Such has been the acclaim for Diamond Mine, the fruits of a seven year collaborative process for King Creosote and Jon Hopkins, that they have taken it out on the road one more time. In the wake of a Mercury Prize nomination and several end of year album plaudits, the decision is a logical one, giving those late to the party a chance to sample the live experience in its understated glory.
Tonight the pair offer further proof that intensity can be found in the quietest of music as well as the loudest. At times the sound – and thankfully the audience – is so quiet that the tapping of Kenny Anderson’s shoe can be heard, quietly marking out the meter around which his sonorous vocals can wind. The down beats are punctuated by Hopkins’ thoughtful piano chords, while atmospherics trickle around the two like wisps of mist rising from the Firth of Forth.
For while we are undoubtedly in London, the vivid music – together with the field recordings that make the album such an unusual sonic experience on headphones – takes us straight to Scotland and the Fife coast. Maybe it helps to have been there previously, but as the slow moving components cast their spell, the crowd falls silent and moves there with the performers, the simple but heartfelt emoting taking centre stage.

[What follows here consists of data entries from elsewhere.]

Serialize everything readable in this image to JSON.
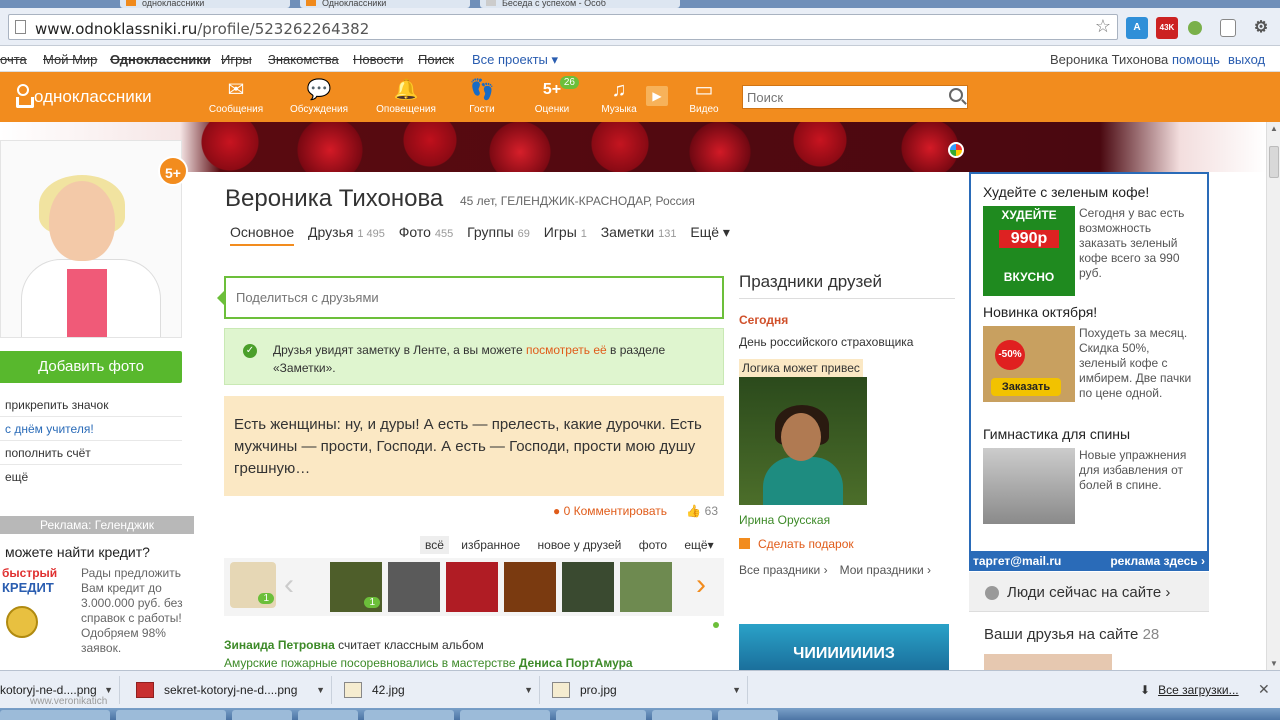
{
  "browser": {
    "url_host": "www.odnoklassniki.ru",
    "url_path": "/profile/523262264382",
    "tabs": [
      "одноклассники",
      "Одноклассники",
      "Беседа с успехом - Особ"
    ],
    "ext_badge": "43K"
  },
  "portal": {
    "links": [
      "очта",
      "Мой Мир",
      "Одноклассники",
      "Игры",
      "Знакомства",
      "Новости",
      "Поиск"
    ],
    "all_projects": "Все проекты",
    "user": "Вероника Тихонова",
    "help": "помощь",
    "logout": "выход"
  },
  "header": {
    "logo": "одноклассники",
    "nav": [
      {
        "label": "Сообщения",
        "icon": "envelope-icon",
        "glyph": "✉"
      },
      {
        "label": "Обсуждения",
        "icon": "chat-bubbles-icon",
        "glyph": "💬"
      },
      {
        "label": "Оповещения",
        "icon": "bell-icon",
        "glyph": "🔔"
      },
      {
        "label": "Гости",
        "icon": "footprints-icon",
        "glyph": "👣"
      },
      {
        "label": "Оценки",
        "icon": "five-plus-icon",
        "glyph": "5+",
        "badge": "26"
      },
      {
        "label": "Музыка",
        "icon": "music-note-icon",
        "glyph": "♫"
      },
      {
        "label": "Видео",
        "icon": "video-icon",
        "glyph": "▭"
      }
    ],
    "search_placeholder": "Поиск"
  },
  "left": {
    "rating_badge": "5+",
    "add_photo": "Добавить фото",
    "links": [
      "прикрепить значок",
      "с днём учителя!",
      "пополнить счёт",
      "ещё"
    ],
    "ad_header": "Реклама: Геленджик",
    "ad_question": "можете найти кредит?",
    "ad_logo_1": "быстрый",
    "ad_logo_2": "КРЕДИТ",
    "ad_text": "Рады предложить Вам кредит до 3.000.000 руб. без справок с работы! Одобряем 98% заявок."
  },
  "profile": {
    "name": "Вероника Тихонова",
    "info": "45 лет, ГЕЛЕНДЖИК-КРАСНОДАР, Россия",
    "tabs": [
      {
        "label": "Основное",
        "count": ""
      },
      {
        "label": "Друзья",
        "count": "1 495"
      },
      {
        "label": "Фото",
        "count": "455"
      },
      {
        "label": "Группы",
        "count": "69"
      },
      {
        "label": "Игры",
        "count": "1"
      },
      {
        "label": "Заметки",
        "count": "131"
      },
      {
        "label": "Ещё ▾",
        "count": ""
      }
    ],
    "share_placeholder": "Поделиться с друзьями",
    "notice_1": "Друзья увидят заметку в Ленте, а вы можете ",
    "notice_link": "посмотреть её",
    "notice_2": " в разделе «Заметки».",
    "quote": "Есть женщины: ну, и дуры! А есть — прелесть, какие дурочки. Есть мужчины — прости, Господи. А есть — Господи, прости мою душу грешную…",
    "comment": "0 Комментировать",
    "likes": "63",
    "filters": [
      "всё",
      "избранное",
      "новое у друзей",
      "фото",
      "ещё▾"
    ],
    "strip_count": "1",
    "feed_user": "Зинаида Петровна",
    "feed_action": " считает классным альбом",
    "feed_album": "Амурские пожарные посоревновались в мастерстве ",
    "feed_author": "Дениса ПортАмура"
  },
  "holidays": {
    "title": "Праздники друзей",
    "today": "Сегодня",
    "holiday": "День российского страховщика",
    "caption": "Логика может привес",
    "friend": "Ирина Орусская",
    "gift": "Сделать подарок",
    "all": "Все праздники ›",
    "mine": "Мои праздники ›",
    "game": "ЧИИИИИИИЗ"
  },
  "rightads": [
    {
      "title": "Худейте с зеленым кофе!",
      "img_1": "ХУДЕЙТЕ",
      "img_2": "990р",
      "img_3": "ВКУСНО",
      "text": "Сегодня у вас есть возможность заказать зеленый кофе всего за 990 руб."
    },
    {
      "title": "Новинка октября!",
      "img_1": "-50%",
      "img_2": "Заказать",
      "text": "Похудеть за месяц. Скидка 50%, зеленый кофе с имбирем. Две пачки по цене одной."
    },
    {
      "title": "Гимнастика для спины",
      "text": "Новые упражнения для избавления от болей в спине."
    }
  ],
  "adfoot": {
    "left": "таргет@mail.ru",
    "right": "реклама здесь ›"
  },
  "people_now": "Люди сейчас на сайте ›",
  "friends_now": {
    "label": "Ваши друзья на сайте",
    "count": "28"
  },
  "downloads": {
    "files": [
      "kotoryj-ne-d....png",
      "sekret-kotoryj-ne-d....png",
      "42.jpg",
      "pro.jpg"
    ],
    "all": "Все загрузки..."
  },
  "watermark": "www.veronikatich",
  "colors": {
    "ok_orange": "#f28c1e",
    "green": "#6cbf3a",
    "ad_blue": "#2a6bb8"
  }
}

It’s Anderson’s birthday, so he’s in a good mood, playfully inserting a line about ‘the birthday boy’ into the closing number, a warm hearted cover of The Only Living Boy In New York, or proclaiming that he’s ‘older than his teeth but younger than his tongue’! Prior to that, his mood is more thoughtful. As John Taylor’s Month Away considers how “I’d rather be me” than be the fisherman setting out for a month, ten miles east of Aberdeen, it is one of the most poignant moments of the night and clearly borne of personal experience. The same can be said of Bubble, where KT Tunstall makes one of several understated appearances on backing vocals. Tunstall worked with King Creosote and the Fence Collective long before becoming known as a solo artist, so their reunion is a homecoming of sorts.
Complementing these are sensitive interventions from two members of the band Geese, Emma Smith and Vince Sipprell, using their violin and viola respectively to make pinpricks of pizzicato or broader bow strokes, never impeding on Anderson’s vocals but adding an extra descriptive layer. It’s this careful attention to detail that characterises the performance and makes it so engrossing.
Earlier Francois & The Atlas Mountains cast a very different spell, bringing their debut album to an appreciative Shepherd’s Bush Empire with a mixture of contentment, carefree wit and finally energy. The distant influences of calypso and dub can be heard in Les Plus Beaux, where the band cause some quiet hilarity with their choreographed dance movements, but then the energy gradually builds to two stomping, percussive numbers that end the set. When the band reach these kinetic high points they recall Vampire Weekend, perhaps, but their other numbers give out a blissful contentment that goes with their endearing and relaxed nature on stage, suggesting they could not possibly be anywhere else.